Mais restons dans le cadre familier des pays démocratiques. De tels mouvements d’autogouvernement supposent des éléments de cadre normatif, parfois plus ou moins implicites, à différents niveaux. Nous avons sans doute une certaine idée de la justice, mais des règles de procédure sont requises afin d’assurer un contrôle effectif, encore une fois par un collectif qui sert de point d’ancrage et de référence pour ses membres. Je ne pense pas qu’un collectif puisse fonctionner sans de telles règles. Je pense aussi que l’absence de règles rend bien plus difficile l’existence même des collectifs. Dans les cas de gouvernance des ressources communes étudiés par Ostrom et les chercheurs dans cette foulée, soit l’École de Bloomington en gestion des common pool resources (CPR), la question des règles de gouvernance est de toute première importance. Elle inclut des mécanismes de surveillance, des procédures délibérées en commun et parfois des mécanismes de contrainte autoadministrés. Ostrom a aussi montré que, dans plusieurs cas, l’appui d’un État structuré s’avère une aide précieuse (2005).
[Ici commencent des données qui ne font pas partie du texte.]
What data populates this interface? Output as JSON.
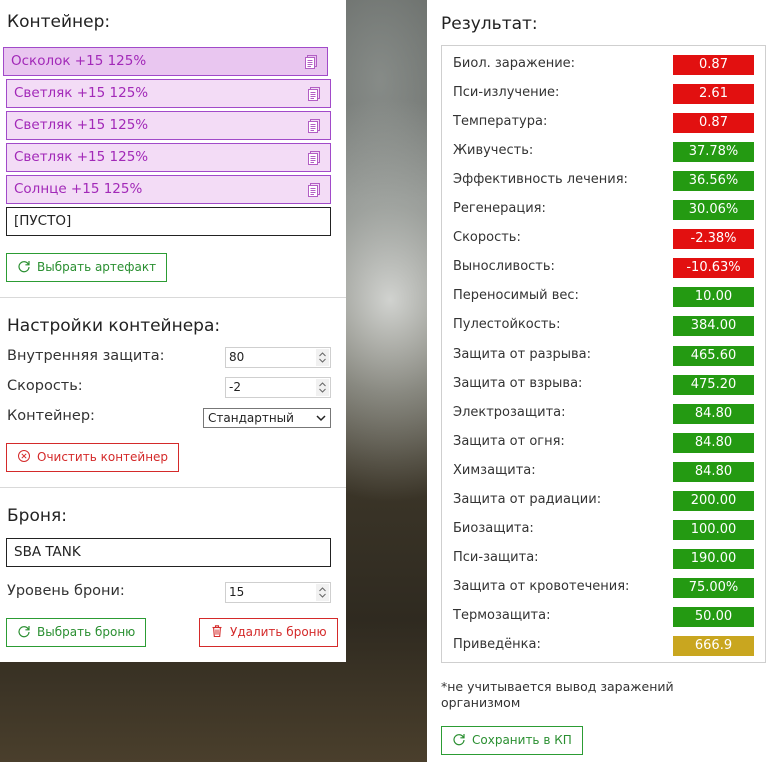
{
  "container": {
    "title": "Контейнер:",
    "slots": [
      {
        "label": "Осколок +15 125%",
        "icon": "document-icon"
      },
      {
        "label": "Светляк +15 125%",
        "icon": "document-icon"
      },
      {
        "label": "Светляк +15 125%",
        "icon": "document-icon"
      },
      {
        "label": "Светляк +15 125%",
        "icon": "document-icon"
      },
      {
        "label": "Солнце +15 125%",
        "icon": "document-icon"
      }
    ],
    "empty_slot": "[ПУСТО]",
    "select_artifact_label": "Выбрать артефакт"
  },
  "settings": {
    "title": "Настройки контейнера:",
    "internal_protection_label": "Внутренняя защита:",
    "internal_protection_value": "80",
    "speed_label": "Скорость:",
    "speed_value": "-2",
    "container_label": "Контейнер:",
    "container_value": "Стандартный",
    "clear_label": "Очистить контейнер"
  },
  "armor": {
    "title": "Броня:",
    "name": "SBA TANK",
    "level_label": "Уровень брони:",
    "level_value": "15",
    "select_label": "Выбрать броню",
    "delete_label": "Удалить броню"
  },
  "result": {
    "title": "Результат:",
    "stats": [
      {
        "label": "Биол. заражение:",
        "value": "0.87",
        "status": "bad"
      },
      {
        "label": "Пси-излучение:",
        "value": "2.61",
        "status": "bad"
      },
      {
        "label": "Температура:",
        "value": "0.87",
        "status": "bad"
      },
      {
        "label": "Живучесть:",
        "value": "37.78%",
        "status": "good"
      },
      {
        "label": "Эффективность лечения:",
        "value": "36.56%",
        "status": "good"
      },
      {
        "label": "Регенерация:",
        "value": "30.06%",
        "status": "good"
      },
      {
        "label": "Скорость:",
        "value": "-2.38%",
        "status": "bad"
      },
      {
        "label": "Выносливость:",
        "value": "-10.63%",
        "status": "bad"
      },
      {
        "label": "Переносимый вес:",
        "value": "10.00",
        "status": "good"
      },
      {
        "label": "Пулестойкость:",
        "value": "384.00",
        "status": "good"
      },
      {
        "label": "Защита от разрыва:",
        "value": "465.60",
        "status": "good"
      },
      {
        "label": "Защита от взрыва:",
        "value": "475.20",
        "status": "good"
      },
      {
        "label": "Электрозащита:",
        "value": "84.80",
        "status": "good"
      },
      {
        "label": "Защита от огня:",
        "value": "84.80",
        "status": "good"
      },
      {
        "label": "Химзащита:",
        "value": "84.80",
        "status": "good"
      },
      {
        "label": "Защита от радиации:",
        "value": "200.00",
        "status": "good"
      },
      {
        "label": "Биозащита:",
        "value": "100.00",
        "status": "good"
      },
      {
        "label": "Пси-защита:",
        "value": "190.00",
        "status": "good"
      },
      {
        "label": "Защита от кровотечения:",
        "value": "75.00%",
        "status": "good"
      },
      {
        "label": "Термозащита:",
        "value": "50.00",
        "status": "good"
      },
      {
        "label": "Приведёнка:",
        "value": "666.9",
        "status": "summary"
      }
    ],
    "note": "*не учитывается вывод заражений организмом",
    "save_label": "Сохранить в КП"
  },
  "colors": {
    "good": "#249a12",
    "bad": "#e21010",
    "summary": "#c9a61f",
    "accent_purple": "#a229b8",
    "button_green": "#2a8f31",
    "button_red": "#d42a2a"
  }
}
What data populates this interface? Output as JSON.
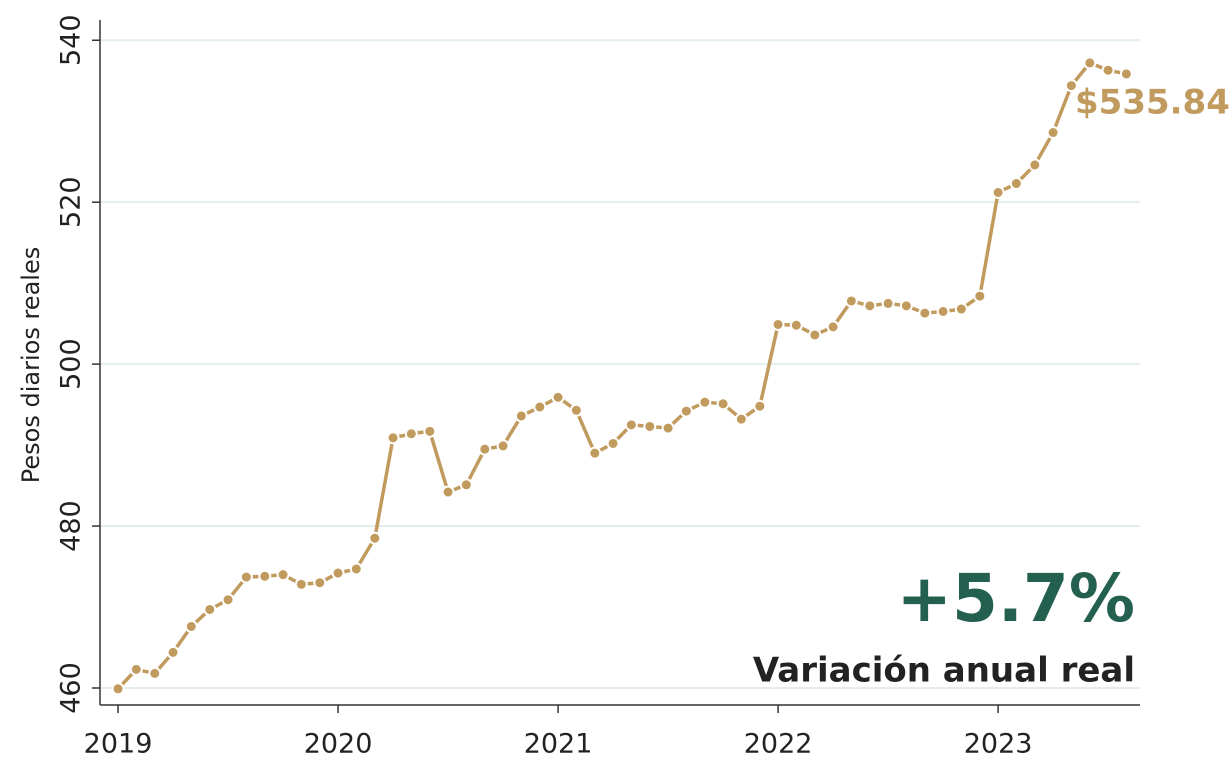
{
  "chart_data": {
    "type": "line",
    "y_label": "Pesos diarios reales",
    "x": [
      2019,
      2019.083,
      2019.167,
      2019.25,
      2019.333,
      2019.417,
      2019.5,
      2019.583,
      2019.667,
      2019.75,
      2019.833,
      2019.917,
      2020,
      2020.083,
      2020.167,
      2020.25,
      2020.333,
      2020.417,
      2020.5,
      2020.583,
      2020.667,
      2020.75,
      2020.833,
      2020.917,
      2021,
      2021.083,
      2021.167,
      2021.25,
      2021.333,
      2021.417,
      2021.5,
      2021.583,
      2021.667,
      2021.75,
      2021.833,
      2021.917,
      2022,
      2022.083,
      2022.167,
      2022.25,
      2022.333,
      2022.417,
      2022.5,
      2022.583,
      2022.667,
      2022.75,
      2022.833,
      2022.917,
      2023,
      2023.083,
      2023.167,
      2023.25,
      2023.333,
      2023.417,
      2023.5,
      2023.583
    ],
    "series": [
      {
        "name": "Pesos diarios reales",
        "color": "#c19a5e",
        "values": [
          459.9,
          462.3,
          461.8,
          464.4,
          467.6,
          469.7,
          470.9,
          473.7,
          473.8,
          474.0,
          472.8,
          473.0,
          474.2,
          474.7,
          478.5,
          490.9,
          491.4,
          491.7,
          484.2,
          485.1,
          489.5,
          489.9,
          493.6,
          494.7,
          495.9,
          494.3,
          489.0,
          490.2,
          492.5,
          492.3,
          492.1,
          494.2,
          495.3,
          495.1,
          493.2,
          494.8,
          504.9,
          504.8,
          503.6,
          504.6,
          507.8,
          507.2,
          507.5,
          507.2,
          506.3,
          506.5,
          506.8,
          508.4,
          521.2,
          522.3,
          524.6,
          528.6,
          534.4,
          537.2,
          536.3,
          535.84
        ]
      }
    ],
    "last_value": 535.84,
    "last_value_label": "$535.84",
    "highlight": "+5.7%",
    "highlight_color": "#24604f",
    "highlight_caption": "Variación anual real",
    "xlim": [
      2018.918,
      2023.645
    ],
    "xticks": [
      2019,
      2020,
      2021,
      2022,
      2023
    ],
    "ylim": [
      457.9,
      542.5
    ],
    "yticks": [
      460,
      480,
      500,
      520,
      540
    ],
    "grid": true
  }
}
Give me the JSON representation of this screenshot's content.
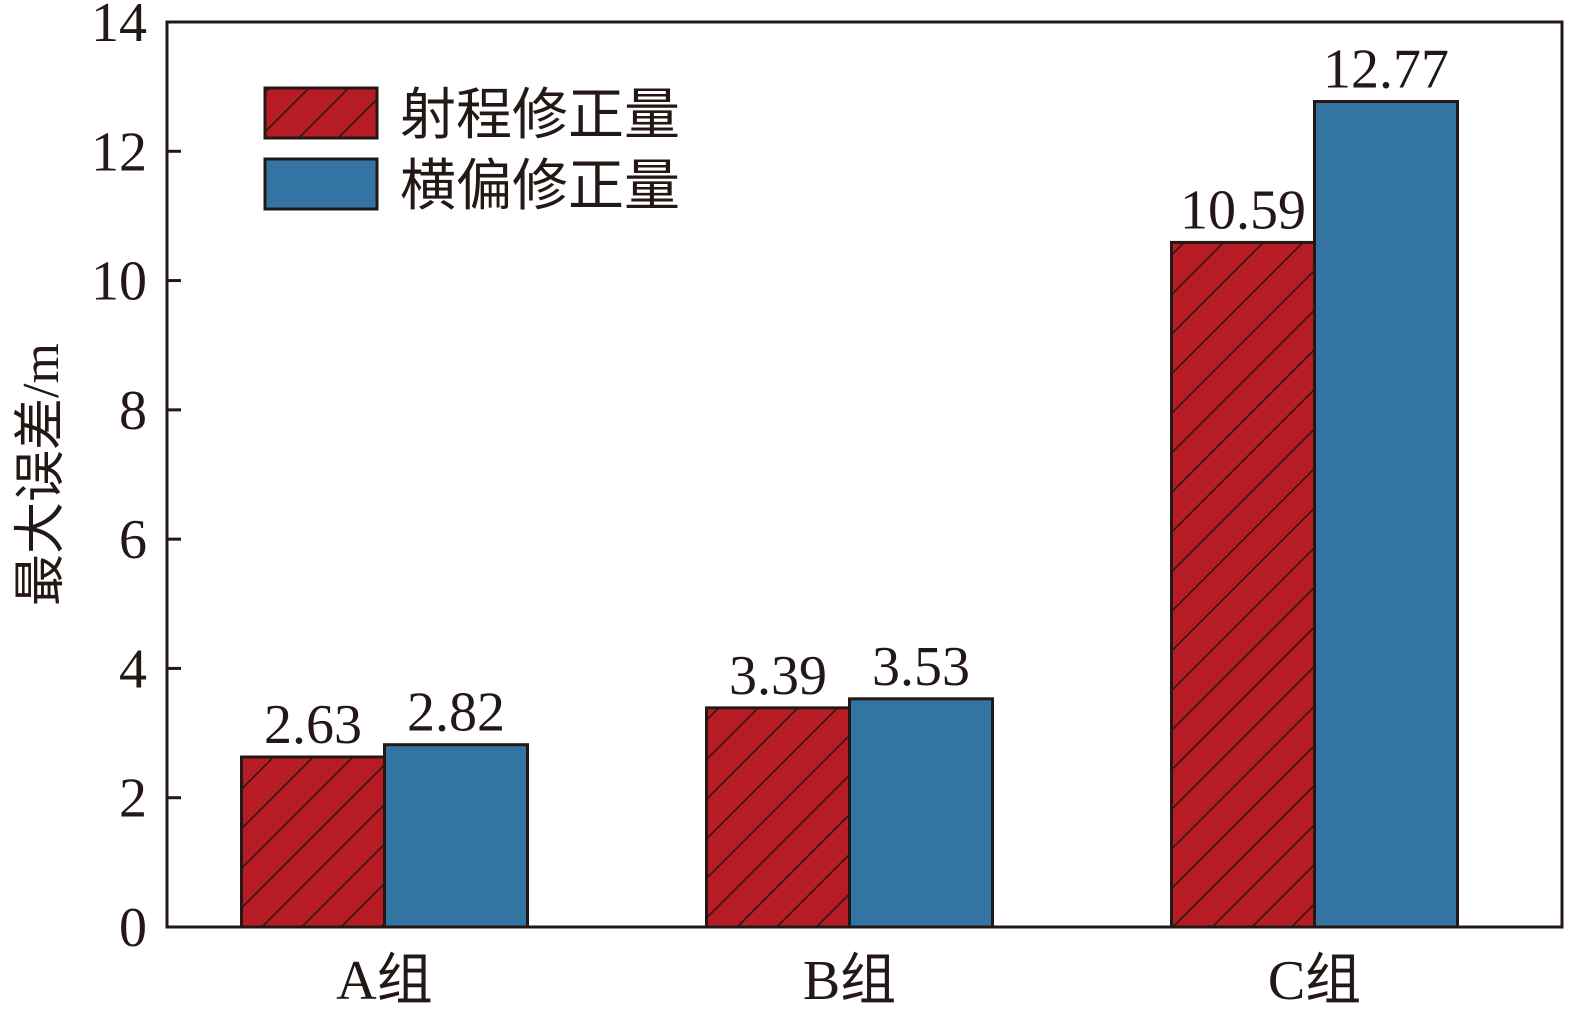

Un élément décisif, mais pas toujours facile à établir avec une certitude suffisante, concerne la faisabilité concrète des différents projets visant cet autogouvernement. La dimension d’idéal sociopolitique qui est présente dans la notion d’autogouvernement ne peut pas être cachée ou minimisée. Avec une dose de réalisme, admettons que l’autogouvernement ne peut exister dans l’absolu. On devrait parler de projets singuliers se dirigeant vers cela de manière tendancielle, tous les leviers n’étant pas à la disposition de quelques groupes de référence que ce soit, et ne pouvant censément pas l’être ; par hypothèse, la communauté tout à fait autarcique et autosuffisante flirte avec l’utopie et, à ce titre, elle risque d’être la victime de son propre idéalisme. De fait, non seulement aucune communauté humaine n’est totalement autosuffisante, mais les communautés humaines sont dépendantes des communautés non humaines. Ce qui concerne l’air et l’eau dépend du travail des plantes et d’autres éviers de carbone (carbon sinks), la nourriture nous vient des vivants quels qu’ils soient, il y a aussi le microbiome en chacun de nous, et la biodiversité aujourd’hui menacée est d’une grande importance. L’humain socialisé est constamment dépendant de l’environnement et des écosystèmes dans lesquels il se déploie ; les environnements artificiels (un vaisseau spatial, ou une éventuelle base sur une autre planète) ne seraient possibles qu’en reproduisant le mieux possible les écosystèmes environnant la vie humaine ordinaire.

Cependant, le recours à la notion d’utopie peut avoir un sens critique, en tant qu’idéal dont on sait qu’il a un tel statut – on ne le confond dès lors jamais avec un projet singulier. Soutenir la différence entre un idéal et le possible qui sera et pourra être réalisé, ce serait refuser une posture substantiellement utopiste – Adorno et la théorie critique ont développé ce genre de perspective (2006, 2003). En ce sens, il conserve un sens précisément critique.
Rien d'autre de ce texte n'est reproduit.